United States Democratic presidential hopeful Tulsi Gabbard said she and her supporters are victims of “fear, suspicion and religious bigotry”. Gabbard, the first Hindu member of the Congress, announced on January 11 that she will run for president in 2020.

“I am proud to be the first Hindu American to have been elected to Congress and now the first Hindu American to run for president,” Gabbard wrote in an editorial in Religious News Service on Saturday. “While the headlines covering my announcement could have celebrated this historic first, and maybe even informed Americans about the world’s third largest religion, some have instead fomented suspicion, fear and religious bigotry about not only me but also my supporters.”

Gabbard’s links with the Bharatiya Janata Party and Indian Prime Minister Narendra Modi have been a topic of debate in the United States.
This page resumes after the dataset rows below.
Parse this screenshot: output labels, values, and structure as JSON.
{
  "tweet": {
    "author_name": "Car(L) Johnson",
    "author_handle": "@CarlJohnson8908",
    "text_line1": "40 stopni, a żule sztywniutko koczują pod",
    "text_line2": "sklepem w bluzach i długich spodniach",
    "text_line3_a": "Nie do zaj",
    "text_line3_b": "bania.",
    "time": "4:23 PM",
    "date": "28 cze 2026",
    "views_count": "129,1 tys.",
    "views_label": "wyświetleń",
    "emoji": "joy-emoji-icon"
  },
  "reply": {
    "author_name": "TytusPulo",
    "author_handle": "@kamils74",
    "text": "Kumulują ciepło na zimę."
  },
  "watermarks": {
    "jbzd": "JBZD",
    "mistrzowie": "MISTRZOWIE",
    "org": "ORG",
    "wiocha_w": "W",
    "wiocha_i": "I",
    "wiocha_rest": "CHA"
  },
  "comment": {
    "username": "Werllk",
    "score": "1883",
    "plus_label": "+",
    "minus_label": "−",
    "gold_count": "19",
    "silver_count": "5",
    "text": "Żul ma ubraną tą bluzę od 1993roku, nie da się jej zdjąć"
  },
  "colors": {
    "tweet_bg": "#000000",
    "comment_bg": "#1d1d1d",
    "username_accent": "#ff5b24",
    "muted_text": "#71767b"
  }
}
When Indian Prime Minister Narendra Modi visited the US in September 2014, he made it a point to meet the legislator. When Gabbard got married the next year, BJP general secretary Ram Madhav flew in from India with a special message from Modi.

“I too have been accused of being a ‘Hindu nationalist’,” the Hawaiian democrat wrote. “My meetings with Prime Minister Narendra Modi, India’s democratically elected leader, have been highlighted as ‘proof’ of this and portrayed as somehow being out of the ordinary or somehow suspect, even though President Obama, Secretary Clinton, President Trump and many of my colleagues in Congress have met with and worked with him.”

“India is one of America’s closest allies in Asia and is a country of growing importance in a critical region of the world,” Gabbard, an Iraq war veteran, added. “The strategic partnership between our two countries has been a priority for several decades now. To question my commitment to my country, while not questioning non-Hindu leaders, creates a double standard that can be rooted in only one thing: religious bigotry. I am Hindu and they are not.”

An article in The Intercept earlier this month had described Gabbard as “a polarising figure” whose “progressive domestic politics are at odds with her support for authoritarians abroad, including Modi, [Egyptian President Abdel Fattah] Sisi, and Syria’s Bashar al-Assad”.

“That Hindus – alongside countless Christians, Muslims, Jews, Buddhists, agnostics and atheists – support me should not be newsworthy,” she wrote, adding that some media outlets have “chosen to craft a false narrative of intrigue” by profiling her donors, several of whom have Hindu names, of being Hindu nationalists. “Today it’s the profiling and targeting of Hindu Americans and ascribing to them motives without any basis,” she said. “Tomorrow will it be Muslim or Jewish Americans? Japanese, Hispanic or African Americans?”

She claimed that during past elections, her opponents had attacked her because of her religion. “During my 2012 and 2014 elections, my Republican opponent stated publicly that a Hindu should not be allowed to serve in the US Congress and that Hinduism is incompatible with the US Constitution,” she wrote. “In the 2016 race for Congress, my Republican opponent said repeatedly that a vote for me was a vote for the devil because of my religion.”

Citing other instances, she said Republican Ben Carson had said in 2016 that a “Muslim American would be unqualified to serve as president”, while some Democratic Senators have opposed Republican judicial nominees “because of their connection to Catholicism”.

“These actions and attitudes not only undermine our Constitution but also incite fear and force people into the shadows because of their religion,” Gabbard wrote. “Our Constitution clearly states that there shall be no religious test for any who seek to serve in public office.”

“Those who are trying to foment anti-Hindu sentiment expose the dark underbelly of religious bigotry in politics and must be called out,” she added. “To advocate voting for or against someone based on religion, race or gender is simply un-American.”

Gabbard was born in American Samoa to a Catholic father, Hawaii State Senator Mike Gabbard, and mother Carol Porter Gabbard, who is of Caucasian descent but professes Hinduism. Tulsi Gabbard moved to Hawaii when she was two and embraced Hinduism as a teenager and is reportedly well-versed in the scriptures.

Gabbard’s presidential makes her the first Hindu candidate from a major political party to announce to enter the race for White House. If elected in 2020, she could be the youngest and first woman to be the US president.